Mais, c'était aussi de sa faute! Quelle idée d'utiliser de tels termes? Passe encore qu'on me critique sur mes fringues, il en va autrement de mes oeuvres. D'ailleurs, en parlant de ça, le 'étrange' était pour mes oeuvres et le 'grossier' pour ma manière d'être habillée. Faut vraiment douter de rien pour dire des trucs comme ça à des personnes qu'on ne connaît pas. Qui c'est comment ils peuvent réagir! Je lui prédis qu’un jour, il lui arrivera vraiment des emmerdes à force de parler comme elle le sent.

Bref, je ne lui en veux pas vraiment d'avoir pensé et dit ça, surtout que Ruya a une fâcheuse tendance à dire ce qu'elle pense sans prendre de gant quand elle ne connaît la personne ni d'Adam ni d'Eve (il en va autrement quand elle est amie avec, quoique ... c'est peut-être pour ça que ses relations amoureuses durent en moyenne un mois? Hum, je m'égare là ...).

Bref, c'était normal, j'étais vraiment habillée comme un sac. On n'aurait pas pu faire pire, chiffonnée comme une vieille chaussette oubliée sous un lit. Mais bon, ce jour là, j'étais rentrée en vrac chez moi.

La veille, à l'aube, on m'avait annonçée par un appel téléphonique strident que je devais me présenter chez le notaire de ma mère dans ma ville natale, soit à 600 kilomètres de la ville que j'habite aujourd'hui.

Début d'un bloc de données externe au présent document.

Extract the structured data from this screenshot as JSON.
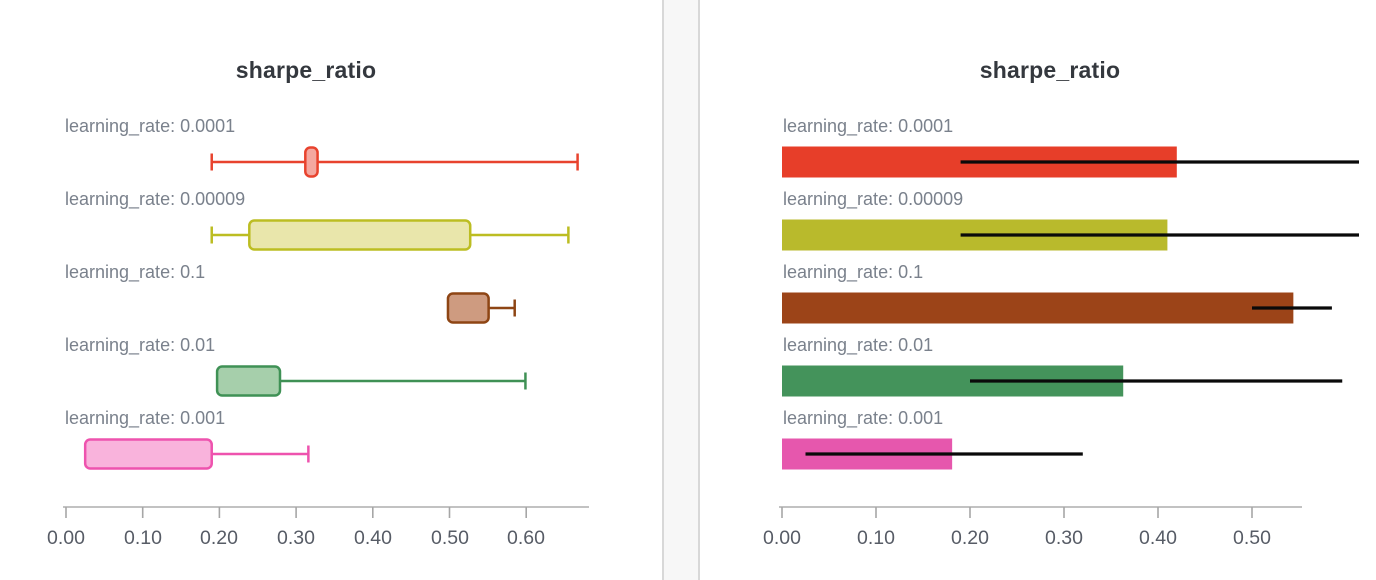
{
  "chart_data": [
    {
      "type": "boxplot",
      "title": "sharpe_ratio",
      "orientation": "horizontal",
      "grid": false,
      "xlim": [
        0,
        0.68
      ],
      "x_tick_labels": [
        "0.00",
        "0.10",
        "0.20",
        "0.30",
        "0.40",
        "0.50",
        "0.60"
      ],
      "x_tick_values": [
        0,
        0.1,
        0.2,
        0.3,
        0.4,
        0.5,
        0.6
      ],
      "categories": [
        "learning_rate: 0.0001",
        "learning_rate: 0.00009",
        "learning_rate: 0.1",
        "learning_rate: 0.01",
        "learning_rate: 0.001"
      ],
      "series": [
        {
          "label": "learning_rate: 0.0001",
          "whisker_min": 0.19,
          "box_lo": 0.312,
          "box_hi": 0.328,
          "whisker_max": 0.667,
          "stroke": "#e8432e",
          "fill": "#f4a8a0"
        },
        {
          "label": "learning_rate: 0.00009",
          "whisker_min": 0.19,
          "box_lo": 0.239,
          "box_hi": 0.527,
          "whisker_max": 0.655,
          "stroke": "#bcbd22",
          "fill": "#e9e6ab"
        },
        {
          "label": "learning_rate: 0.1",
          "whisker_min": null,
          "box_lo": 0.498,
          "box_hi": 0.551,
          "whisker_max": 0.585,
          "stroke": "#8e4514",
          "fill": "#ce9b80"
        },
        {
          "label": "learning_rate: 0.01",
          "whisker_min": null,
          "box_lo": 0.197,
          "box_hi": 0.279,
          "whisker_max": 0.599,
          "stroke": "#3f9155",
          "fill": "#a6cfab"
        },
        {
          "label": "learning_rate: 0.001",
          "whisker_min": null,
          "box_lo": 0.025,
          "box_hi": 0.19,
          "whisker_max": 0.316,
          "stroke": "#ee53ae",
          "fill": "#f9b3dc"
        }
      ]
    },
    {
      "type": "bar",
      "title": "sharpe_ratio",
      "orientation": "horizontal",
      "grid": false,
      "xlim": [
        0,
        0.553
      ],
      "x_tick_labels": [
        "0.00",
        "0.10",
        "0.20",
        "0.30",
        "0.40",
        "0.50"
      ],
      "x_tick_values": [
        0,
        0.1,
        0.2,
        0.3,
        0.4,
        0.5
      ],
      "error_bar_color": "#0a0a0a",
      "categories": [
        "learning_rate: 0.0001",
        "learning_rate: 0.00009",
        "learning_rate: 0.1",
        "learning_rate: 0.01",
        "learning_rate: 0.001"
      ],
      "series": [
        {
          "label": "learning_rate: 0.0001",
          "value": 0.42,
          "error_min": 0.19,
          "error_max": 0.667,
          "color": "#e73e29"
        },
        {
          "label": "learning_rate: 0.00009",
          "value": 0.41,
          "error_min": 0.19,
          "error_max": 0.655,
          "color": "#b9ba2c"
        },
        {
          "label": "learning_rate: 0.1",
          "value": 0.544,
          "error_min": 0.5,
          "error_max": 0.585,
          "color": "#9c4418"
        },
        {
          "label": "learning_rate: 0.01",
          "value": 0.363,
          "error_min": 0.2,
          "error_max": 0.596,
          "color": "#44935b"
        },
        {
          "label": "learning_rate: 0.001",
          "value": 0.181,
          "error_min": 0.025,
          "error_max": 0.32,
          "color": "#e657ad"
        }
      ]
    }
  ]
}
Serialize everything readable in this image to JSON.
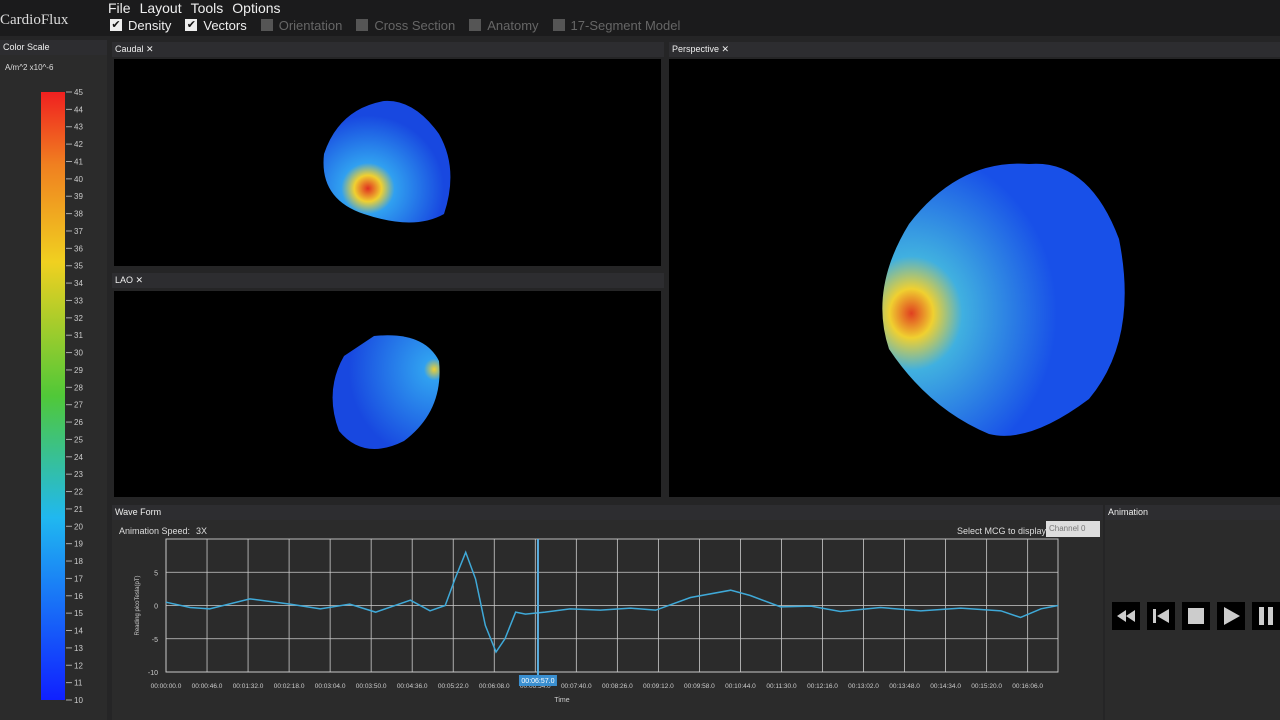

Pendant mes études, j'ai dû partir de ma petite bourgade qui n'offrait pas les structures adaptées à la carrière que mes professeurs me promettaient. Poussée par ma mère, je m'engageais à déménager tout en revenant le plus souvent possible, suivant les possibilités de mon emploi du temps.

Quand j'y repense, je n'aurai pas dû partir. Ma mère, soucieuse que je réussisse, me cacha sa maladie. Elle me disait toujours de prendre mon temps, de venir la voir quand je le pouvais et que si ce n'était pas pour tout de suite, ce n'était pas grave. Or, ça l’était !

Je n'aurai pas dû l'écouter car, quand elle a eut le plus besoin de moi, je n'ai pas été là. Quand elle est morte, je suis revenue dans ma ville natale pour m'occuper de tout. Ce moment de ma vie fut très dur car bien que me mère ne soit en réalité qu'une mère adoptive, je crois que je l'ai aimée plus que n'importe qui d'autre et bien plus que si elle avait était ma mère biologique. Pour moi, ce ne sont pas les liens du sang qui font qu'on fait partie d'une famille mais les liens affectifs qu'on cré.